I distinctly remember a student who was struggling with online classes as her audio and video were not working. After some patient days, my gruff voice admonished her: “how is this possible that your internet is not working while you live in a metro city, where students from far flung places could connect?” I learnt a lesson that day, she was attending her classes, regularly, while both her parents were in the ICU. Shame, hardly one can say was the primary emotion after learning that.
On the same day that her mother’s test result was positive, another student turned in a paper on “Breathing and gender in these times”. She expressed regret for being four hours late. “Anirban sir, what else is there to do, she said in response to my advice to rest. How would you respond to that? Which lecture can counterbalance that sentence’s weight? Pretending that Wi-Fi was sufficient to keep us human, we were all confined to our little rectangles of light and acting as though the semester still mattered.
And then there’s pollution, our quiet apocalypse. I once joked in class that Delhi had finally achieved socialism, we were all breathing the same air. My students laughed, half choking, half amused. That winter, one of them submitted an essay titled: “How to tame your lungs”, a masterpiece where she compared particulate matter levels with her own flickering sense of hope. She wrote, “I like the dusty dhund, it hides me.” I didn’t know whether to laugh or weep. I underlined the line in red, added “brilliant,” and then coughed into my sleeve for five minutes straight.

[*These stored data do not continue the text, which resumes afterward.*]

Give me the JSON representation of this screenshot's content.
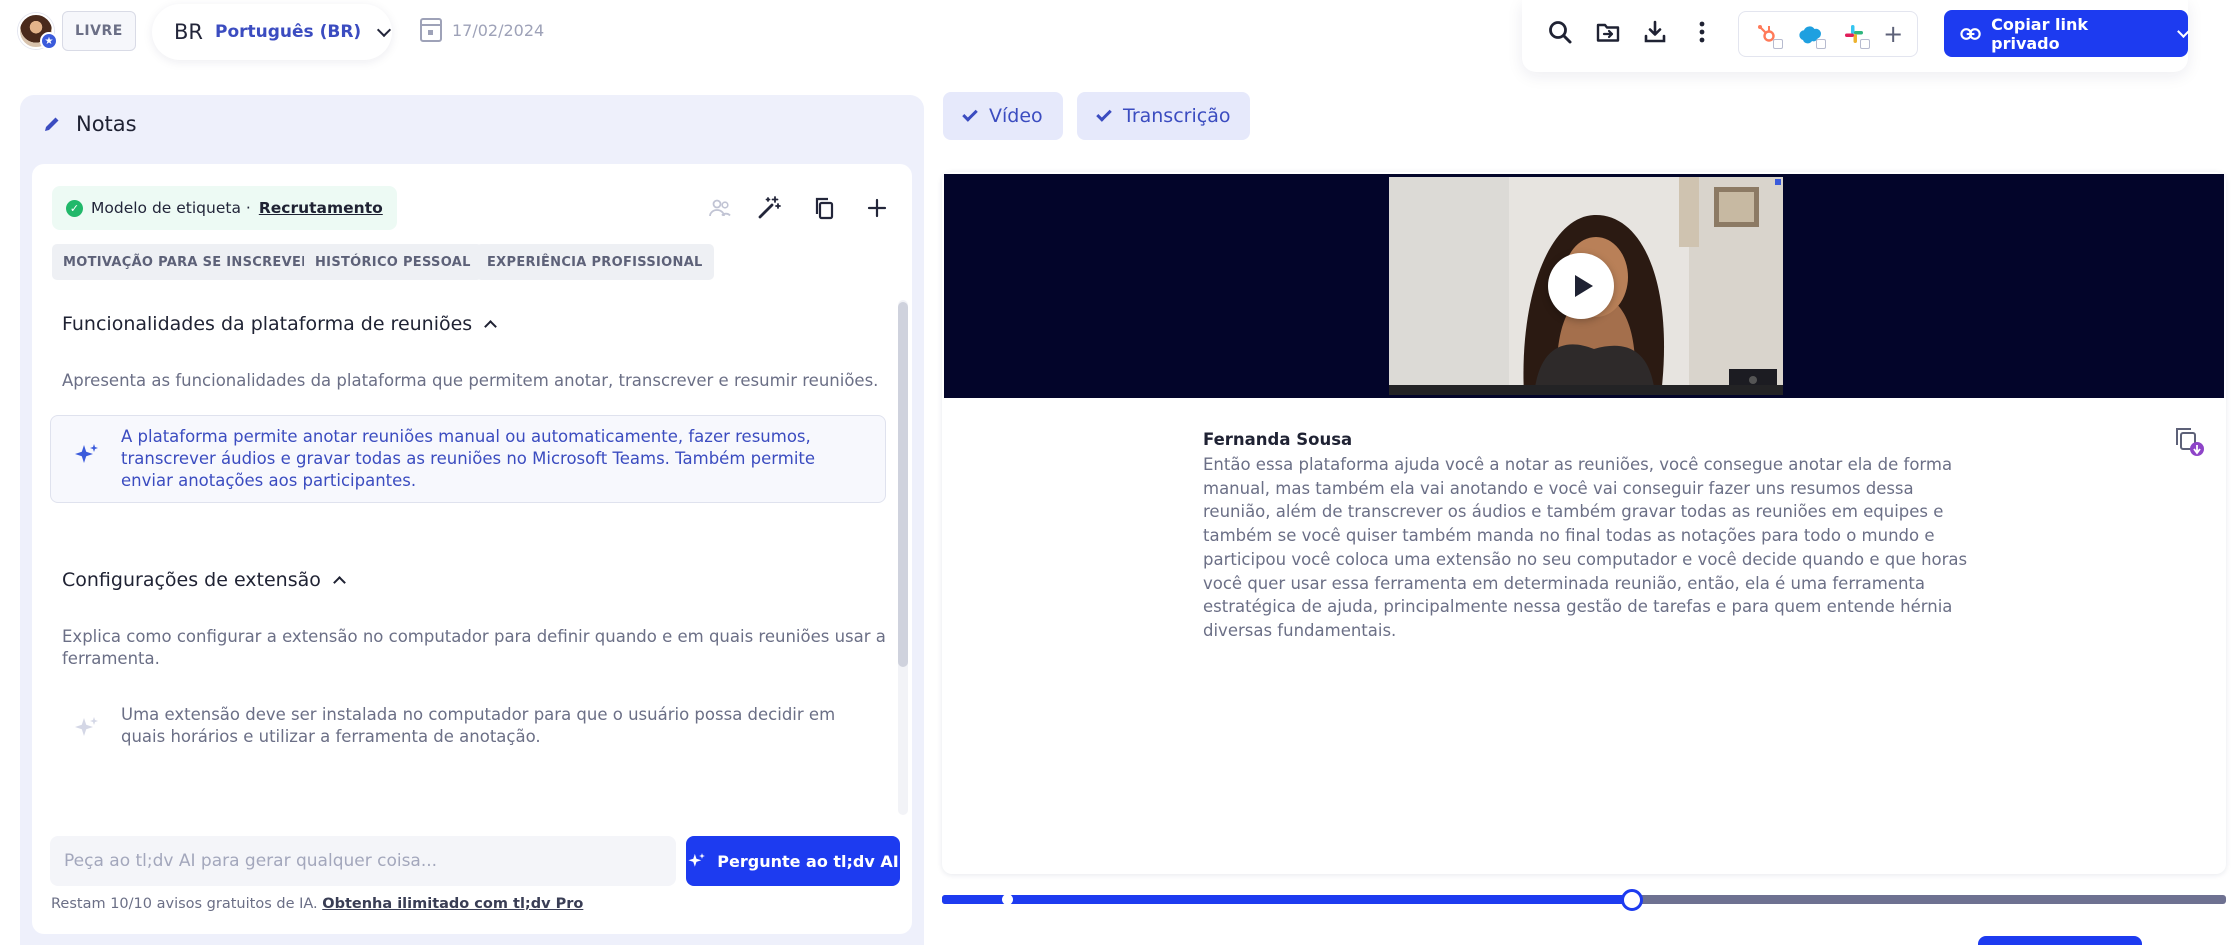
{
  "topbar": {
    "plan_label": "LIVRE",
    "language": {
      "code": "BR",
      "name": "Português (BR)"
    },
    "date": "17/02/2024",
    "copy_link_label": "Copiar link privado",
    "integrations": [
      "hubspot-icon",
      "salesforce-icon",
      "slack-icon"
    ],
    "add_integration_label": "+"
  },
  "notes": {
    "title": "Notas",
    "template": {
      "prefix": "Modelo de etiqueta ·",
      "name": "Recrutamento"
    },
    "tags": [
      "MOTIVAÇÃO PARA SE INSCREVER",
      "HISTÓRICO PESSOAL",
      "EXPERIÊNCIA PROFISSIONAL"
    ],
    "sections": [
      {
        "title": "Funcionalidades da plataforma de reuniões",
        "description": "Apresenta as funcionalidades da plataforma que permitem anotar, transcrever e resumir reuniões.",
        "ai_summary": "A plataforma permite anotar reuniões manual ou automaticamente, fazer resumos, transcrever áudios e gravar todas as reuniões no Microsoft Teams. Também permite enviar anotações aos participantes."
      },
      {
        "title": "Configurações de extensão",
        "description": "Explica como configurar a extensão no computador para definir quando e em quais reuniões usar a ferramenta.",
        "ai_summary": "Uma extensão deve ser instalada no computador para que o usuário possa decidir em quais horários e utilizar a ferramenta de anotação."
      }
    ],
    "ask": {
      "placeholder": "Peça ao tl;dv AI para gerar qualquer coisa...",
      "button_label": "Pergunte ao tl;dv AI"
    },
    "free_notice": "Restam 10/10 avisos gratuitos de IA.",
    "upgrade_link": "Obtenha ilimitado com tl;dv Pro"
  },
  "tabs": [
    {
      "label": "Vídeo"
    },
    {
      "label": "Transcrição"
    }
  ],
  "transcript": {
    "speaker": "Fernanda Sousa",
    "text": "Então essa plataforma ajuda você a notar as reuniões, você consegue anotar ela de forma manual, mas também ela vai anotando e você vai conseguir fazer uns resumos dessa reunião, além de transcrever os áudios e também gravar todas as reuniões em equipes e também se você quiser também manda no final todas as notações para todo o mundo e participou você coloca uma extensão no seu computador e você decide quando e que horas você quer usar essa ferramenta em determinada reunião, então, ela é uma ferramenta estratégica de ajuda, principalmente nessa gestão de tarefas e para quem entende hérnia diversas fundamentais."
  },
  "player": {
    "progress": 0.537
  },
  "colors": {
    "accent": "#1d3bf0",
    "video_bg": "#03052a",
    "panel_bg": "#eef0fb",
    "success": "#21b86a"
  }
}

Resilience, in both these moments, was useless. What held us together was absurdity, the kind of dark laughter that leaks out when despair looms large. It wasn’t strength that kept us going; it was the stubborn humour of those who know the world is ridiculous and still show up for attendance. My students kept showing up. Their screens flickered, their lungs hurt, their hearts were weary but they showed up. And in that small, impermanent persistence, I learned what numbers could never capture: how to live among ruins.

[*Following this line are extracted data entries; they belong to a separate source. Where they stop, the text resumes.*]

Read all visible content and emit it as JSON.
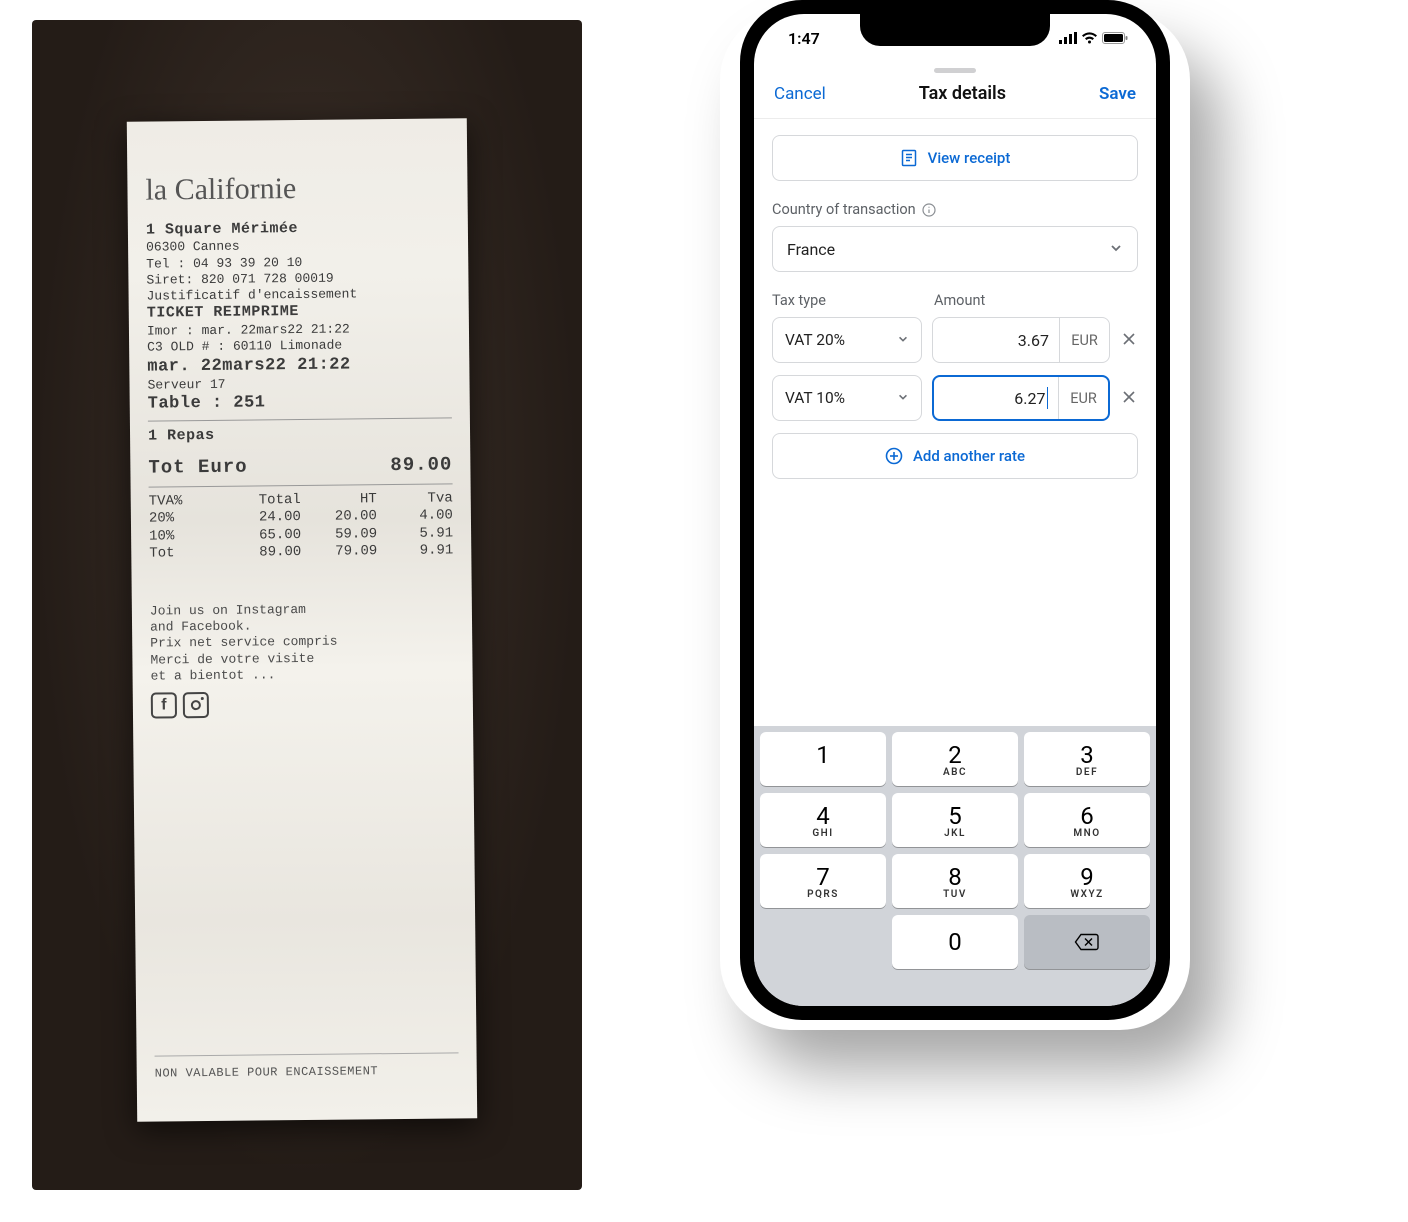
{
  "receipt": {
    "merchant_script": "la Californie",
    "address_line": "1 Square Mérimée",
    "postal_city": "06300 Cannes",
    "tel": "Tel : 04 93 39 20 10",
    "siret": "Siret: 820 071 728 00019",
    "justificatif": "Justificatif d'encaissement",
    "ticket_line": "TICKET REIMPRIME",
    "imor": "Imor : mar. 22mars22 21:22",
    "old_ref": "C3 OLD # : 60110 Limonade",
    "date_line": "mar. 22mars22 21:22",
    "serveur": "Serveur 17",
    "table": "Table : 251",
    "item": "1 Repas",
    "total_label": "Tot Euro",
    "total_value": "89.00",
    "tva_headers": [
      "TVA%",
      "Total",
      "HT",
      "Tva"
    ],
    "tva_rows": [
      [
        "20%",
        "24.00",
        "20.00",
        "4.00"
      ],
      [
        "10%",
        "65.00",
        "59.09",
        "5.91"
      ],
      [
        "Tot",
        "89.00",
        "79.09",
        "9.91"
      ]
    ],
    "footer1": "Join us on Instagram",
    "footer2": "and Facebook.",
    "footer3": "Prix net service compris",
    "footer4": "Merci de votre visite",
    "footer5": "et a bientot ...",
    "non_valable": "NON VALABLE POUR ENCAISSEMENT"
  },
  "phone": {
    "status_time": "1:47",
    "modal": {
      "cancel": "Cancel",
      "title": "Tax details",
      "save": "Save"
    },
    "view_receipt": "View receipt",
    "country_label": "Country of transaction",
    "country_value": "France",
    "col_tax_type": "Tax type",
    "col_amount": "Amount",
    "rows": [
      {
        "type": "VAT 20%",
        "amount": "3.67",
        "currency": "EUR",
        "focused": false
      },
      {
        "type": "VAT 10%",
        "amount": "6.27",
        "currency": "EUR",
        "focused": true
      }
    ],
    "add_another": "Add another rate",
    "keypad": {
      "r1": [
        {
          "n": "1",
          "s": ""
        },
        {
          "n": "2",
          "s": "ABC"
        },
        {
          "n": "3",
          "s": "DEF"
        }
      ],
      "r2": [
        {
          "n": "4",
          "s": "GHI"
        },
        {
          "n": "5",
          "s": "JKL"
        },
        {
          "n": "6",
          "s": "MNO"
        }
      ],
      "r3": [
        {
          "n": "7",
          "s": "PQRS"
        },
        {
          "n": "8",
          "s": "TUV"
        },
        {
          "n": "9",
          "s": "WXYZ"
        }
      ],
      "zero": "0"
    }
  }
}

And yet, I hope for them. Not the radiant, nationalist hope that governments/states peddle, but the fragile, trembling one; that they may live gentle lives, make soft revolutions, and find love that does not need validation through achievement and violence. I hope they never have to prove their resilience again. I hope they fail sometimes, brutally, beautifully, honestly, and without shame.

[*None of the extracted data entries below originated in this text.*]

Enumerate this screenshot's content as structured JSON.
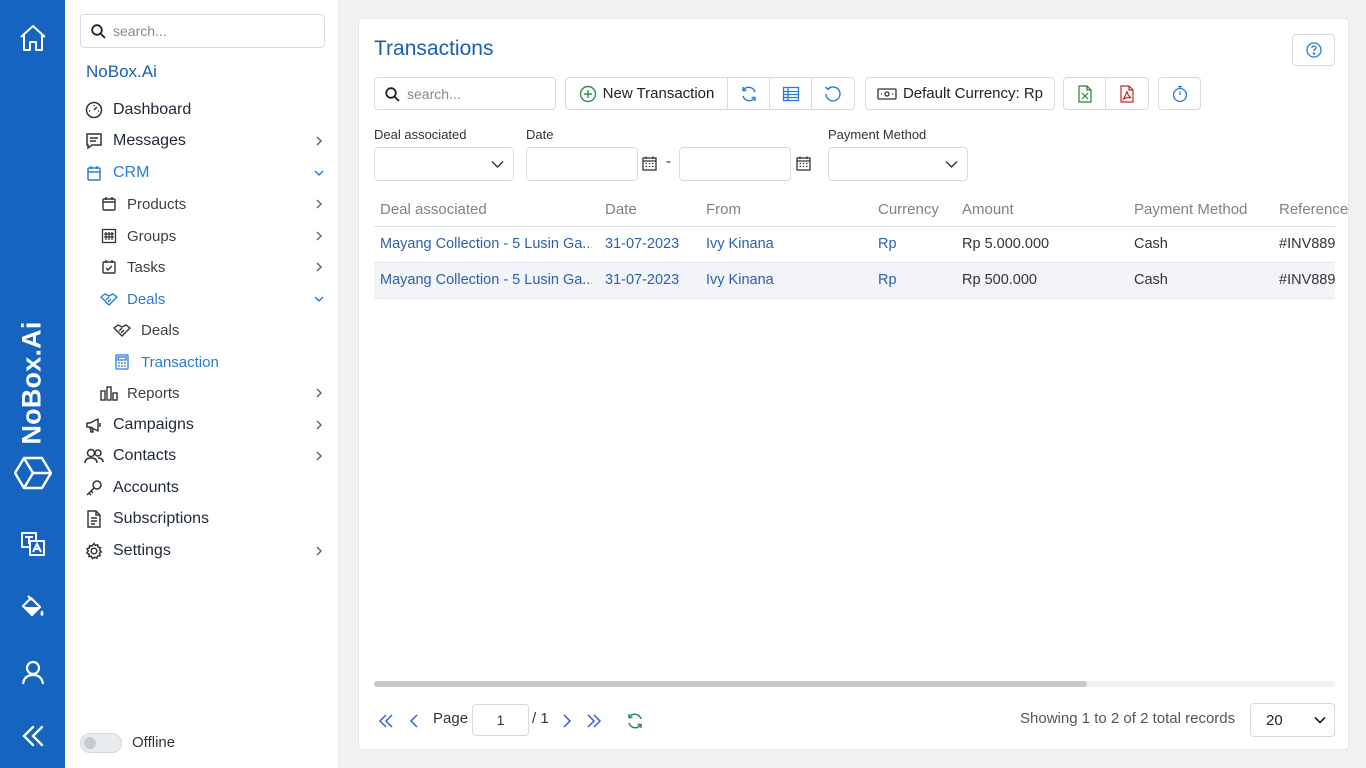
{
  "app": {
    "brand": "NoBox.Ai",
    "brand_vertical": "NoBox.Ai"
  },
  "sidebar": {
    "search_placeholder": "search...",
    "brand": "NoBox.Ai",
    "items": [
      {
        "label": "Dashboard",
        "icon": "dashboard-gauge-icon"
      },
      {
        "label": "Messages",
        "icon": "message-icon"
      },
      {
        "label": "CRM",
        "icon": "crm-icon"
      },
      {
        "label": "Products",
        "icon": "products-icon"
      },
      {
        "label": "Groups",
        "icon": "groups-icon"
      },
      {
        "label": "Tasks",
        "icon": "tasks-icon"
      },
      {
        "label": "Deals",
        "icon": "handshake-icon"
      },
      {
        "label": "Deals",
        "icon": "handshake-icon"
      },
      {
        "label": "Transaction",
        "icon": "calculator-icon"
      },
      {
        "label": "Reports",
        "icon": "reports-chart-icon"
      },
      {
        "label": "Campaigns",
        "icon": "megaphone-icon"
      },
      {
        "label": "Contacts",
        "icon": "contacts-icon"
      },
      {
        "label": "Accounts",
        "icon": "key-icon"
      },
      {
        "label": "Subscriptions",
        "icon": "document-icon"
      },
      {
        "label": "Settings",
        "icon": "gear-icon"
      }
    ],
    "offline_label": "Offline",
    "offline_enabled": false
  },
  "main": {
    "title": "Transactions",
    "search_placeholder": "search...",
    "new_transaction_label": "New Transaction",
    "default_currency_label": "Default Currency: Rp",
    "filters": {
      "deal_label": "Deal associated",
      "date_label": "Date",
      "date_separator": "-",
      "payment_label": "Payment Method"
    },
    "table": {
      "headers": [
        "Deal associated",
        "Date",
        "From",
        "Currency",
        "Amount",
        "Payment Method",
        "Reference"
      ],
      "rows": [
        [
          "Mayang Collection - 5 Lusin Ga...",
          "31-07-2023",
          "Ivy Kinana",
          "Rp",
          "Rp 5.000.000",
          "Cash",
          "#INV889"
        ],
        [
          "Mayang Collection - 5 Lusin Ga...",
          "31-07-2023",
          "Ivy Kinana",
          "Rp",
          "Rp 500.000",
          "Cash",
          "#INV889"
        ]
      ]
    },
    "pagination": {
      "page_label": "Page",
      "page_value": "1",
      "total_pages": "/ 1",
      "showing": "Showing 1 to 2 of 2 total records",
      "per_page": "20"
    }
  },
  "colors": {
    "rail": "#1565c0",
    "accent": "#1a5fb4",
    "link": "#2b5fb3"
  }
}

Because perhaps the only thing left for us, teachers and students alike, is to resist the arithmetic of survival; to refuse to be counted only when we succeed. I think of my mother, my grandmother, and the thousands of unnamed faces behind those daily statistics. They, too, were numbers. But in remembering them, I have learned to see the pulse beneath the digits.
And maybe that is all hope really is, phones full of poses, despair, and texted gently.
Anirban Ghosh is assistant professor and director, Centre for Writing, Shiv Nadar Institution of Eminence, Gautam Buddha Nagar, Uttar Pradesh.